Infertility is a fairly common medical condition that affects over 6 million Americans (15% of couples of reproductive age), with over 9 million women currently using infertility services. It is typically defined as the inability to conceive and become pregnant after 12 months of regular, unprotected sex, regardless of cause. Although if a woman is over 35, after only about 6 months of trying without any success, fertility problems can start to be suspected. A broader view of infertility includes not being able to carry a pregnancy to term, in other words if the woman suffers from repeated miscarriages.
Infertility is not the same as sterility. Being sterile means that it is impossible for a person to conceive a child. A diagnosis of infertility simply means that becoming pregnant may be a challenge rather than an impossibility.
Conception is a complicated process that depends upon many factors. First a woman must be able to release an egg from one of her two ovaries (ovulation). Second, the egg must be able to travel through a fallopian tube that is unblocked, towards the uterus, to reach the man’s sperm for fertilization. Third, the man must be able to produce a significant number of healthy sperm that have the ability to penetrate and fertilize the egg when they meet up in the fallopian tube. Fourth, the fertilized egg must be able to implant itself inside the uterus, attaching to the endometrial lining. Lastly, the fertilized egg must be able to adequately grow and develop without any interference inside the uterus to continue to full term. When just one of these factors is impaired, infertility can result.
If a couple has been trying to conceive for more than a year, there’s a good chance that something may be interfering with their reproductive function. Infertility may be due to a single cause or a combination of factors that may prevent a pregnancy from occurring or continuing. Infertility can be male or female related. About 1/3 of infertility is due to problems with the man (male factors) and 1/3 is due to problems with the woman (female factors). Other cases are due to problems in both partners or are due to unknown causes that cannot be explained.
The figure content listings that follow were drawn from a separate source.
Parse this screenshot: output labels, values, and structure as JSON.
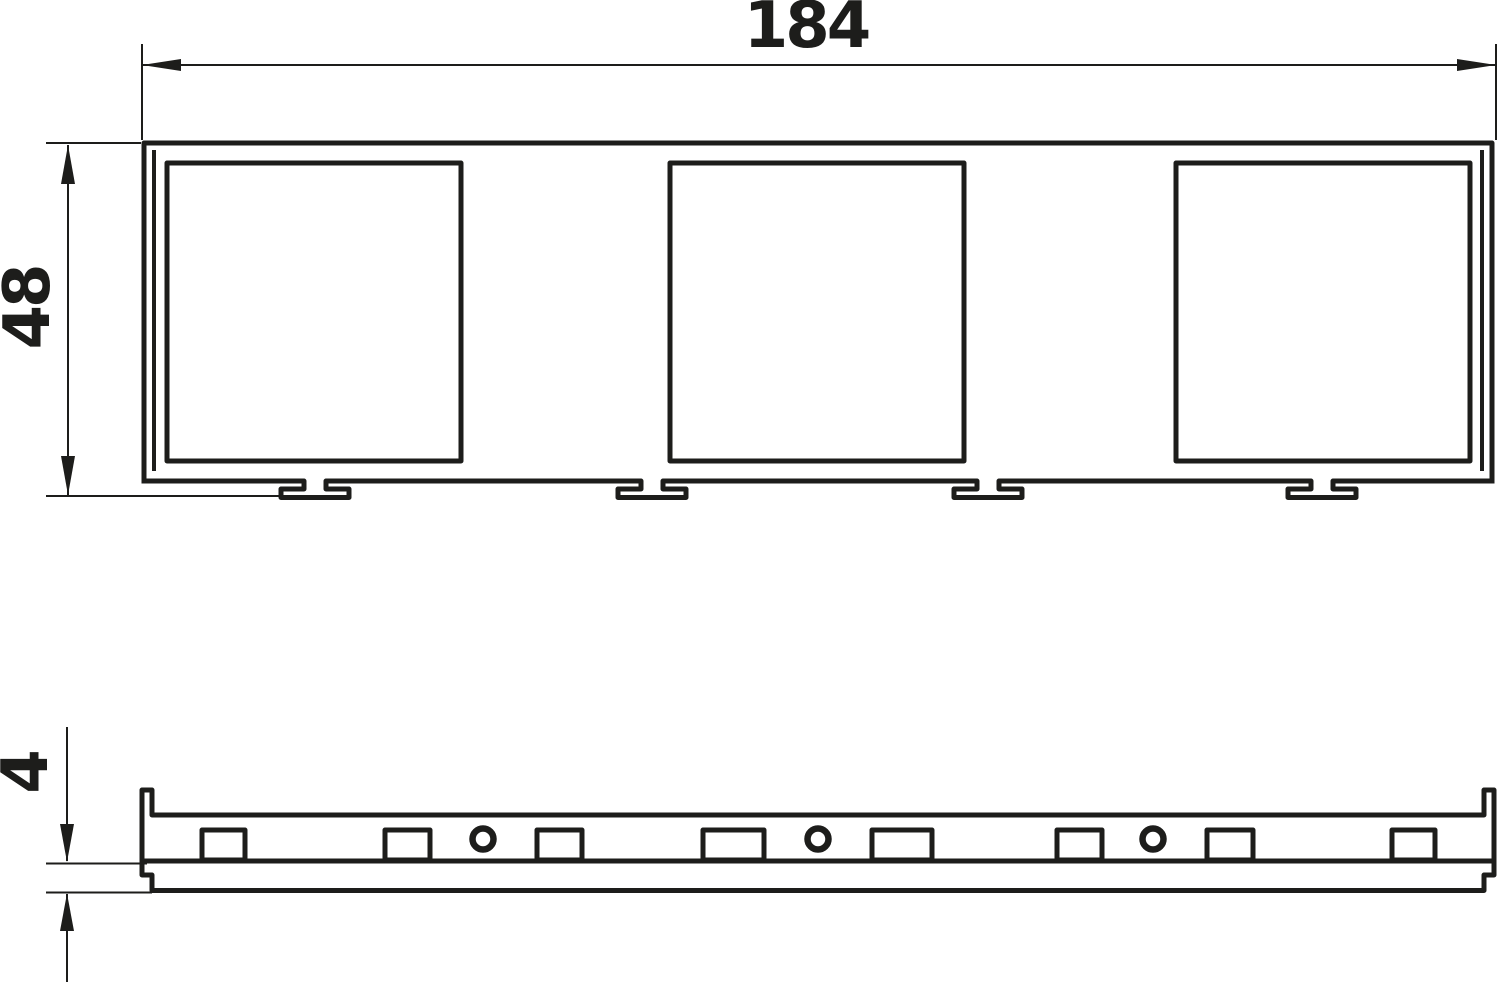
{
  "drawing": {
    "kind": "dimensioned technical drawing, front view and side view of a 3-gang mounting frame",
    "background_color": "#ffffff",
    "line_color": "#1d1d1b",
    "dimensions": {
      "width": "184",
      "height": "48",
      "thickness": "4"
    },
    "front_view": {
      "square_openings": 3,
      "mounting_feet": 4
    },
    "side_view": {
      "rectangular_slots": 8,
      "round_holes": 3
    }
  }
}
Infertility has a strong impact on self-esteem and often creates one of the most distressing life crises that a couple has ever experienced together. Suddenly their lives, which may have been well planned and successful, seem out of control. Coping with the multitude of medical decisions and the uncertainties that infertility brings can create great emotional upheaval for most couples. Facing the disappointment of not becoming pregnant month after month can lead to depression and significant feelings of loss. These feelings are perfectly normal responses, which everyone has as they pursue infertility treatment. For many, the life crisis of infertility eventually proves to be an opportunity for life-enhancing personal growth.